Pepsi lost a key battle in the international cola wars when Venezuela's main bottler suddenly defected to Coca-Cola, ending Pepsi's decades-old dominance of the local soft-drink market.
"Treason," Pepsi spokesman Keith Hughes in Miami said.Hughes said his company would go to court to enforce a contract it thinks was violated by the deal announced Friday between the Coca-Cola Co. and Venezuela's Cisneros Bottling Co.
Coca-Cola officials were effervescent. Until now, Venezuela was one of a handful of countries where Pepsi, not Coca-Cola, ruled the market.
"For decades, the Venezuela market has been the only dark spot on the global Coca-Cola map," Coca-Cola president M. Douglas Ivestor said in a statement. "Today, it becomes one of the brightest."
Under the deal's terms, Coca-Cola and Cisneros each will own half of the new company, Embotelladoros Coca-Cola y Hit de Venezuela. Transition to production of Coca-Cola products began at Cisneros' 18 Venezuelan plants Friday.
Oswaldo Cisneros, president of the Cisneros Group, told employees Friday to take the Pepsi logo off their uniforms and replace it with Coca-Cola's, Caracas newspapers reported Saturday.
The Pepsi logo was gone from trucks seen making deliveries Saturday, and from the Caracas plant that has been bottling Pepsi for decades.
Alberto Uribe, president of Pepsi operations in Venezuela, did not respond to questions sent Saturday to his office by fax. Coca-Cola officials were away for the weekend, a switchboard operator said.
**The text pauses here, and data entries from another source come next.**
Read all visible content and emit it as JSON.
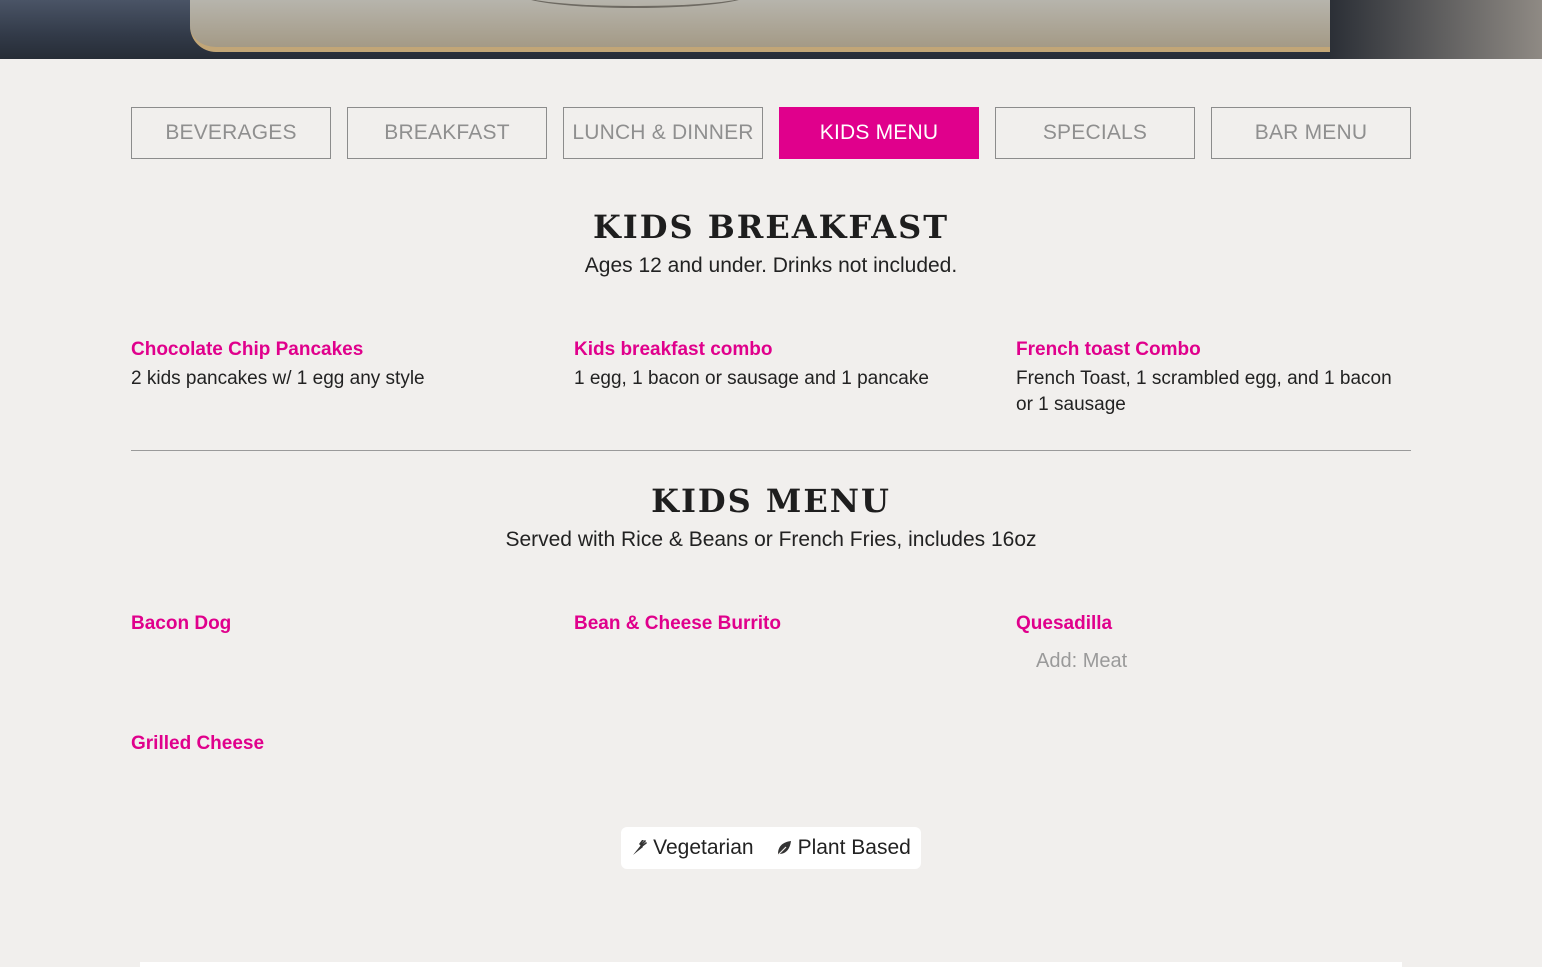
{
  "tabs": [
    {
      "label": "BEVERAGES",
      "active": false
    },
    {
      "label": "BREAKFAST",
      "active": false
    },
    {
      "label": "LUNCH & DINNER",
      "active": false
    },
    {
      "label": "KIDS MENU",
      "active": true
    },
    {
      "label": "SPECIALS",
      "active": false
    },
    {
      "label": "BAR MENU",
      "active": false
    }
  ],
  "sections": [
    {
      "title": "KIDS BREAKFAST",
      "subtitle": "Ages 12 and under. Drinks not included.",
      "items": [
        {
          "name": "Chocolate Chip Pancakes",
          "desc": "2 kids pancakes w/ 1 egg any style"
        },
        {
          "name": "Kids breakfast combo",
          "desc": "1 egg, 1 bacon or sausage and 1 pancake"
        },
        {
          "name": "French toast Combo",
          "desc": "French Toast, 1 scrambled egg, and 1 bacon or 1 sausage"
        }
      ]
    },
    {
      "title": "KIDS MENU",
      "subtitle": "Served with Rice & Beans or French Fries, includes 16oz",
      "items": [
        {
          "name": "Bacon Dog"
        },
        {
          "name": "Bean & Cheese Burrito"
        },
        {
          "name": "Quesadilla",
          "add": "Add: Meat"
        },
        {
          "name": "Grilled Cheese"
        }
      ]
    }
  ],
  "legend": [
    {
      "icon": "carrot-icon",
      "label": "Vegetarian"
    },
    {
      "icon": "leaf-icon",
      "label": "Plant Based"
    }
  ],
  "colors": {
    "accent": "#e0008c",
    "background": "#f1efed"
  }
}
Phone calls to the Cisneros' offices weren't returned.
The new joint company will take advantage of Cisneros' bottling plants and its fleet of several thousand delivery trucks, as well as Coke's cash and six bottling plants in Venezuela.
Coca-Cola, a recent arrival in Venezuela, claims about 10 percent of the beverage market here, compared to its 62 percent in Argentina, 51 percent in Brazil, 68 percent in Chile, and 61 percent in Mexico.
The new joint venture reportedly will invest $500 million in Venezuela during the next five years.
If the deal is upheld, that "would destroy our business" in Venezuela, Pepsi spokesman Hughes acknowledged.
The Cisneros family runs a multinational communications and consumer products conglomerate that includes Venezuela's biggest TV station, Venevision.